TCS Daily


The Brain Gain

By Dominic Basulto - August 20, 2004 12:00 AM

This year's presidential campaign has already seen its fair share of discussion about the perils of IT outsourcing as well as sharp accusations about the thousands of U.S. jobs lost to skilled foreign IT professionals willing to accept positions at significantly lower pay rates. However, any debate over IT outsourcing and possible limits on H-1B visas for highly skilled technology workers should include a more thoughtful discussion of the enormous impact that immigrants -- and their children -- have played in the creation of U.S. technological superiority. Only by keeping its doors open to talented immigrants can the U.S. hope to maintain its competitive advantage over the nations of Southeast Asia.

Consider a new report from the National Foundation for American Policy (NFAP) called "The Multiplier Effect," which forcefully and cogently argues that U.S. economic and technological superiority benefits significantly from immigration. Over time, the children of these immigrants also contribute to U.S. technological know-how, creating an economic "multiplier effect." In short, an open policy toward the legal immigration of skilled IT professionals does not hinder long-term U.S. competitiveness -- it actually improves it.

The basic premise of the report is simple -- immigrants have played an important (but sometimes overlooked) role in the creation of a thriving U.S. high-tech sector that is second to none in the world. Without the continued influx of these talented immigrants, though, the nation's technological and scientific standing is at risk. After all, more than 50% of the engineers with doctorates working in the U.S and approximately 45% of computer science doctorates are foreign-born -- and these foreign-born engineers and scientists tend to out-perform their U.S. peers. So much so, in fact, that a 1997 National Academy of Sciences report analyzing recent winners of prestigious awards such as the Nobel Prize came to the following conclusion: "It is fairly clear that Americans with recent roots are over-represented in any classification of Americans who have brought honor and recognition to the United States."

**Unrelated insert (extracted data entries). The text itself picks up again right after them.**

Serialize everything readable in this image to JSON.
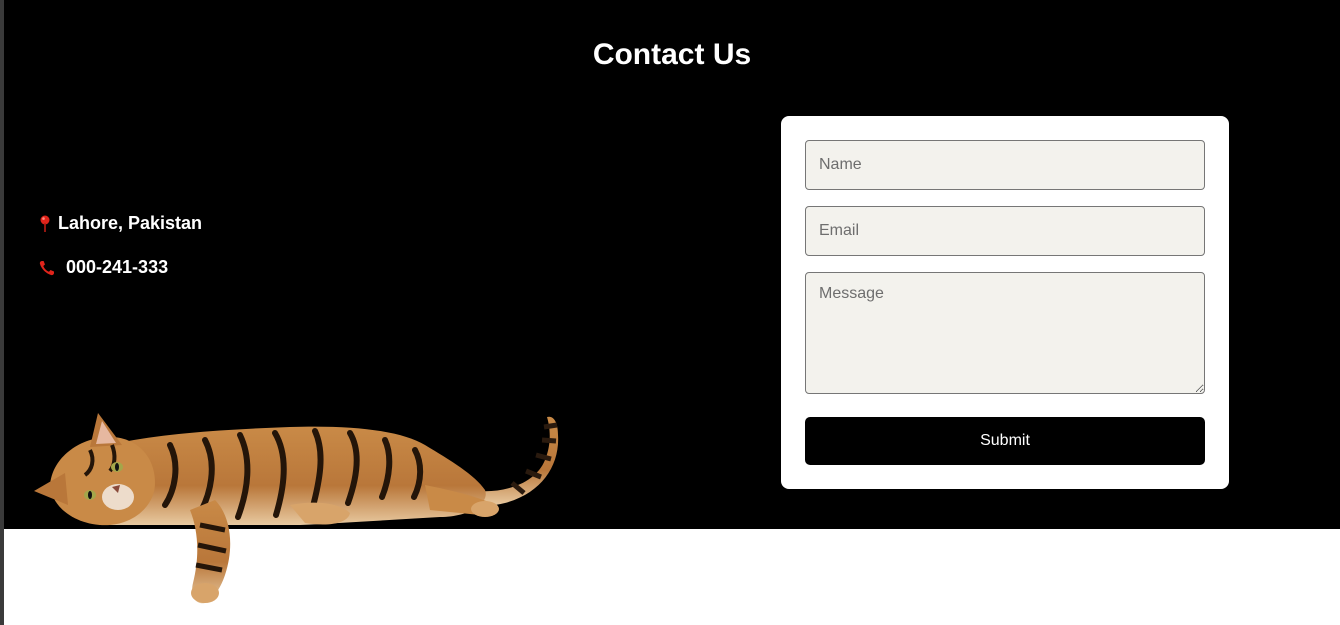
{
  "section": {
    "title": "Contact Us"
  },
  "info": {
    "location": {
      "icon": "map-pin-icon",
      "text": "Lahore, Pakistan"
    },
    "phone": {
      "icon": "phone-icon",
      "text": "000-241-333"
    }
  },
  "form": {
    "name_placeholder": "Name",
    "email_placeholder": "Email",
    "message_placeholder": "Message",
    "submit_label": "Submit"
  },
  "colors": {
    "section_background": "#000000",
    "page_background": "#ffffff",
    "field_background": "#f3f2ed",
    "icon_red": "#e0241b",
    "button_background": "#000000"
  }
}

More importantly, the report argues that the children of these immigrants are America's next superstars in areas ranging from biotech to semiconductors. According to Stuart Anderson, the author of the report and a former staff director of the Senate Immigration Subcommittee, foreign-born high school students recently comprised 50% of the 2004 U.S Math Olympiad's top scorers, 38% of the U.S. Physics Team and 25% of the Intel Science Talent Search finalists. With all likelihood, these emerging superstars will go on to productive careers in the sciences, mathematics or engineering. By some accounts, in fact, 60% of the top U.S. science students and 65% of the top math students are the children of immigrants.

Followers of the local Silicon Valley start-up scene would not be surprised by these findings. After all, companies such as Intel, Apple, Borland, Compaq, Computer Associates, Sun Microsystems and 3COM all owe their success to the hard work of foreign-born immigrants. Indeed, Sergey Brin, one of the co-founders of the $30 billion Google juggernaut, is the 30-year-old Russian-born son of a math professor. According to some estimates, nearly one-third of all Silicon Valley engineers are foreign-born, while one-third of the engineers at prestigious R&D labs (e.g. IBM, AT&T) are foreign-born.

Throughout Silicon Valley, in fact, there are hundreds -- if not thousands -- of young Indians, Russians, Vietnamese and Chinese who are starting new companies and developing new technologies that could pave the way for radically new sectors and industries within the next five to ten years. Young immigrant entrepreneurs will run the star companies of the next decade. Already, West Coast networking organizations like TiE (The Indus Entrepreneurs) and CINA (Chinese Information and Networking Association) specialize in providing networking opportunities for foreign-trained immigrants, while venture capital firms like Blue Water Capital in Virginia have set up funds that invest solely in companies run by first- or second-generation immigrants.

Going forward, it is easy to see what the policy implications of this "brain gain" are. In order to retain its technological superiority, the U.S. needs to encourage an open policy toward the immigration of professionals and students. In addition, policymakers should consider ways to boost science & math education within the U.S. and provide incentives for businesses to invest in long-term R&D initiatives. Innovation is the key to future U.S. economic greatness and immigrants arriving in the U.S. recognize this. Open labor markets help to strengthen the U.S. economy and provide the foundation for innovation in future generations. At a time when Silicon Valley is facing a labor shortage of skilled engineers and scientists, the need to embrace skilled immigrant IT professionals is all the more pressing.

Failure to understand these implications could result in a "reverse brain drain," in which the U.S. loses its best and brightest to nations in the developing world. If the rest of the world no longer views the U.S. as the home of innovation and open markets, foreign-born Americans will be free to vote with their feet and move elsewhere. A recent article in The Wall Street Journal ("Give Us Your Nerds") puts it best: "Any policy that would depress the influx or close off our borders altogether is not in America's long-term interest, especially in a world where economic growth and competitiveness will depend above all on human capital."